Khyber Pakhtunkhwa government has an edge over the other provinces by becoming the first government to raise the budget for education sector and announcing 4 percent of the total budget for this important sector. However, it may also be the first one to run three schools in one building.
These three schools have separate heads, separate teaching and clerical staff, separate students but all of them are accommodated in one building at Wazir Bagh Raod.
The building was originally allocated to Government Primary School (GPS) Kakshal No 2 but later on GPS Wazir Bagh No 2 and GPS Shahjiabad were given a place in this building after shifting them from their parent building.
The building has nine classrooms where the students of all the three schools are completing their education but the teaching staff has no staffroom and even the headmasters of these schools are performing their duties by sitting in the veranda of the building.
Talking to The Frontier Post the newly appointed headmaster of GPS Kakshal No 2 Shams-ur-Rehman, said that this building was built for his school but government shifted two more schools to this building and now there was no space for his office as he had shifted his office to veranda to make room for a class.
He further said that there are five rooms on ground floor.
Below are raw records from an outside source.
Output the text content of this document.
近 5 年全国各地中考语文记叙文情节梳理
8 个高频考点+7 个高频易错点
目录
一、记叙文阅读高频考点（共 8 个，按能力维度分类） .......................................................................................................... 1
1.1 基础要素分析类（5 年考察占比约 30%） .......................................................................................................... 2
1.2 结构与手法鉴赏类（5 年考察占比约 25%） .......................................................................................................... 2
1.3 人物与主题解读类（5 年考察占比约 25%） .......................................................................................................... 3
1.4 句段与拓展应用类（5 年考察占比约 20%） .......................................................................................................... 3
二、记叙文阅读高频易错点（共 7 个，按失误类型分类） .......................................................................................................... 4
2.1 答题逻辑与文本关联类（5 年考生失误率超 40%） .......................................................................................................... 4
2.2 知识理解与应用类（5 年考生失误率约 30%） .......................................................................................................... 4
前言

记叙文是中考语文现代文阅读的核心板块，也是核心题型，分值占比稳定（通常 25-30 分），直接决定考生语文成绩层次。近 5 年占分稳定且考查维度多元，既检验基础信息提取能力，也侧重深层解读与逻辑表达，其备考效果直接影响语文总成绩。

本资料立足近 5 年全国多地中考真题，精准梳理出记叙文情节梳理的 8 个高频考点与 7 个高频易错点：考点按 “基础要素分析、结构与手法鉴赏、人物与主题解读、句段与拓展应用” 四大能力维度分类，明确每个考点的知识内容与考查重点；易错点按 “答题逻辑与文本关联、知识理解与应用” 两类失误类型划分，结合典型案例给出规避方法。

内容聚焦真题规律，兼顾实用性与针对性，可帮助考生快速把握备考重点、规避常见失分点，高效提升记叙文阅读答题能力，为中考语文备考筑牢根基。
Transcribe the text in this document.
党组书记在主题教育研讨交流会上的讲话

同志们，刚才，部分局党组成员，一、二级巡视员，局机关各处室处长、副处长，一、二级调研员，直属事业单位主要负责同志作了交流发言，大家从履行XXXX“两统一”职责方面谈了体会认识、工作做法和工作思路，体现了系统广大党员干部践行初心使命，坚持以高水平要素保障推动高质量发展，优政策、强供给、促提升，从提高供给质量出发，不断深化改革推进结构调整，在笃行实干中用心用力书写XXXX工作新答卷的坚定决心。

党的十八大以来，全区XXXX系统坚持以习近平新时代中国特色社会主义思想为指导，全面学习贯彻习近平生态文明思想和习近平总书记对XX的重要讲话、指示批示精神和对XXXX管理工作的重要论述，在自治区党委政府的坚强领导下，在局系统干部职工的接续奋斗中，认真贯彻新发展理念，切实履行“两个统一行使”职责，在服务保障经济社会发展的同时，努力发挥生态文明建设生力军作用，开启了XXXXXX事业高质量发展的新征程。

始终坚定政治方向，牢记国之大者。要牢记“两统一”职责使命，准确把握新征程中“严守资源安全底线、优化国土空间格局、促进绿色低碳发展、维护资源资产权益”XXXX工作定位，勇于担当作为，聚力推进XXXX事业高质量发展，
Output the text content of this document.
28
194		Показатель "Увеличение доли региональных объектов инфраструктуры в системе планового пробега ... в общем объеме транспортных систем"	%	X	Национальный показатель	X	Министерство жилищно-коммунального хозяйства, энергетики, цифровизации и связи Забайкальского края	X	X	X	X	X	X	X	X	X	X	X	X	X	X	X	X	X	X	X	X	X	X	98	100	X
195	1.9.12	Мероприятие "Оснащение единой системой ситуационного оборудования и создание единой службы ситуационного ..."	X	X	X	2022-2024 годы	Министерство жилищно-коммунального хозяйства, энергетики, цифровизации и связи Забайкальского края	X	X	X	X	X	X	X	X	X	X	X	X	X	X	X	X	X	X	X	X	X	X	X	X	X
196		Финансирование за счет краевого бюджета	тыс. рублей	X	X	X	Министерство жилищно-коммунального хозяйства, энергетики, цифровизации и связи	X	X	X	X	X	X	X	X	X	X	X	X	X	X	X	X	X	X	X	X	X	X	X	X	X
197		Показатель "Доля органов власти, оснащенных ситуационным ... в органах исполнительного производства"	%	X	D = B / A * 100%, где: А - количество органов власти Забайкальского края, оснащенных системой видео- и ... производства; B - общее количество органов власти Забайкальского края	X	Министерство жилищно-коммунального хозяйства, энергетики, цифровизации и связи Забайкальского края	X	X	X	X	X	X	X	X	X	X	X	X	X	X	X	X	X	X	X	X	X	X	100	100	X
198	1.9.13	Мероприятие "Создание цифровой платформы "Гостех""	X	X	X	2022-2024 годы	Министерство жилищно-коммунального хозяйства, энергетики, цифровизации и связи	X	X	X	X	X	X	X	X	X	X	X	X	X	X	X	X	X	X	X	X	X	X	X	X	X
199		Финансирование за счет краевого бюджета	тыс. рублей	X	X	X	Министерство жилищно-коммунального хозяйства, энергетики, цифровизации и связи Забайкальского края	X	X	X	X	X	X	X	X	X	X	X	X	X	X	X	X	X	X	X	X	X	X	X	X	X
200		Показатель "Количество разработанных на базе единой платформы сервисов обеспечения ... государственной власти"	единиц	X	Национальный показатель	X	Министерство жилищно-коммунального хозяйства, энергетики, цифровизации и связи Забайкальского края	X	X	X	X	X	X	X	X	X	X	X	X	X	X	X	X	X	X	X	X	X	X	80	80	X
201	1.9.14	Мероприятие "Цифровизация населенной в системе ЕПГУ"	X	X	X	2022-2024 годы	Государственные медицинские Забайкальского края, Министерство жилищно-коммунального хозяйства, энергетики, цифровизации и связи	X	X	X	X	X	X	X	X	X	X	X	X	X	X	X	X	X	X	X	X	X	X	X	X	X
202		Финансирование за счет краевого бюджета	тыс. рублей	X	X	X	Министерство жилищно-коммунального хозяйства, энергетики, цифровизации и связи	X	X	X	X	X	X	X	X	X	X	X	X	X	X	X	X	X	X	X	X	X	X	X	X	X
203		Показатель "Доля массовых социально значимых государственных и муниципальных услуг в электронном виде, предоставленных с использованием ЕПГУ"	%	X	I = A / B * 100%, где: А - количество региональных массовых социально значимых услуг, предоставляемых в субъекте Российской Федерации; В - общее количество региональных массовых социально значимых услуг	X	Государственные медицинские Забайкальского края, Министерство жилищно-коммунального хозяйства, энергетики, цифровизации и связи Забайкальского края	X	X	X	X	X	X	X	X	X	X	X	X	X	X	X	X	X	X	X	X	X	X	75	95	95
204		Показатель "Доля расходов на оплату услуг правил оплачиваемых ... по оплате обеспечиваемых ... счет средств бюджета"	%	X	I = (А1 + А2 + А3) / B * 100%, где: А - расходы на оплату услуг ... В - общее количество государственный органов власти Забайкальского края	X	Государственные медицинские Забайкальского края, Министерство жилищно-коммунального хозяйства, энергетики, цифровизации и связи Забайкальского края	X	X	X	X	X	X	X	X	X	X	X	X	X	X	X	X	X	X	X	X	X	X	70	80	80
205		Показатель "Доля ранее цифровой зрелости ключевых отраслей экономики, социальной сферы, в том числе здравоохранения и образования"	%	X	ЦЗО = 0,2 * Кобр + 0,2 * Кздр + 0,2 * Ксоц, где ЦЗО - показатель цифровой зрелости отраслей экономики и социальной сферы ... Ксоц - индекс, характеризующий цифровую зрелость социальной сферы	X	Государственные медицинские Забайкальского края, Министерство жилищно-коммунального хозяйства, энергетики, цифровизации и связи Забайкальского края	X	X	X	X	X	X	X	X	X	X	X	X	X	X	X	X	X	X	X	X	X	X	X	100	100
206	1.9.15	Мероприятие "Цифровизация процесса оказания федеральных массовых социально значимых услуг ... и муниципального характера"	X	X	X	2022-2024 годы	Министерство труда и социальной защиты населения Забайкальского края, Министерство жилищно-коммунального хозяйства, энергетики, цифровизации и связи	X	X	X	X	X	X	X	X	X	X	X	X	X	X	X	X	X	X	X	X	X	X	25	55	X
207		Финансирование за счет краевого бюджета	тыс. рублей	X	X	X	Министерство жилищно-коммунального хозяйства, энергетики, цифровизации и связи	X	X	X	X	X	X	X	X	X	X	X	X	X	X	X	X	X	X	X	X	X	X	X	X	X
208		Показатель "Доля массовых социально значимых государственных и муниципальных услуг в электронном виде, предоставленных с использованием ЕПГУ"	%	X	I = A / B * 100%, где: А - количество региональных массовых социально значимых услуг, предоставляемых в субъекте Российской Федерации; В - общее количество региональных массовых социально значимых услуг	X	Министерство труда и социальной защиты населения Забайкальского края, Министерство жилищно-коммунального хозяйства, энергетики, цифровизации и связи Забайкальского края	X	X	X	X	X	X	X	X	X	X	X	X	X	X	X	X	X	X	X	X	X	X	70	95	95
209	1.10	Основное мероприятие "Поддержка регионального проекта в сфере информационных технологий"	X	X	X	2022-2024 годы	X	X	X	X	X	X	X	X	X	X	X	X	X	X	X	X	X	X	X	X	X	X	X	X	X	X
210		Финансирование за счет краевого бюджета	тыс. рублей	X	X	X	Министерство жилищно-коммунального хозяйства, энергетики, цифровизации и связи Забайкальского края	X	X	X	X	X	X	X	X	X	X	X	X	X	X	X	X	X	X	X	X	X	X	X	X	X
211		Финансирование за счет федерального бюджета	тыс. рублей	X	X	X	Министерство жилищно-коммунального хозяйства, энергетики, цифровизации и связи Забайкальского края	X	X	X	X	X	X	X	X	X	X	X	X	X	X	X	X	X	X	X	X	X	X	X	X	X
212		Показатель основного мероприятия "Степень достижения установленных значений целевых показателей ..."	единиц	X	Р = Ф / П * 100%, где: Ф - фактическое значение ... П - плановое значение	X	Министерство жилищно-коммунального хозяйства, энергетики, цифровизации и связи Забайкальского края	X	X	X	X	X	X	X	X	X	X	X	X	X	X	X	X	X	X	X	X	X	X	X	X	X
He also said that there are rooms where two classes were taught at a time and two blackboards were placed for this purpose. When GPS Shajjiabad headmaster was contacted he lamented that the strength of his school was getting less as it was very difficult for the students to come here from Shajjiabad to Wazir Bagh.
He also said GPS Shajjiabad was shifted thrice because it was no given a permanent building. He also mentioned that there is no staff room and no office for him.
Saeed ul Rehman, headmaster of GPS Wazir Bagh No 2 said that there were 290 students but there was no toilet and no staffroom.
In this era in which no one can deny the importance of education for the prosperity and safety of a nation, the government of Khyber Pakhtunkhwa had failed to provide separate buildings for schools.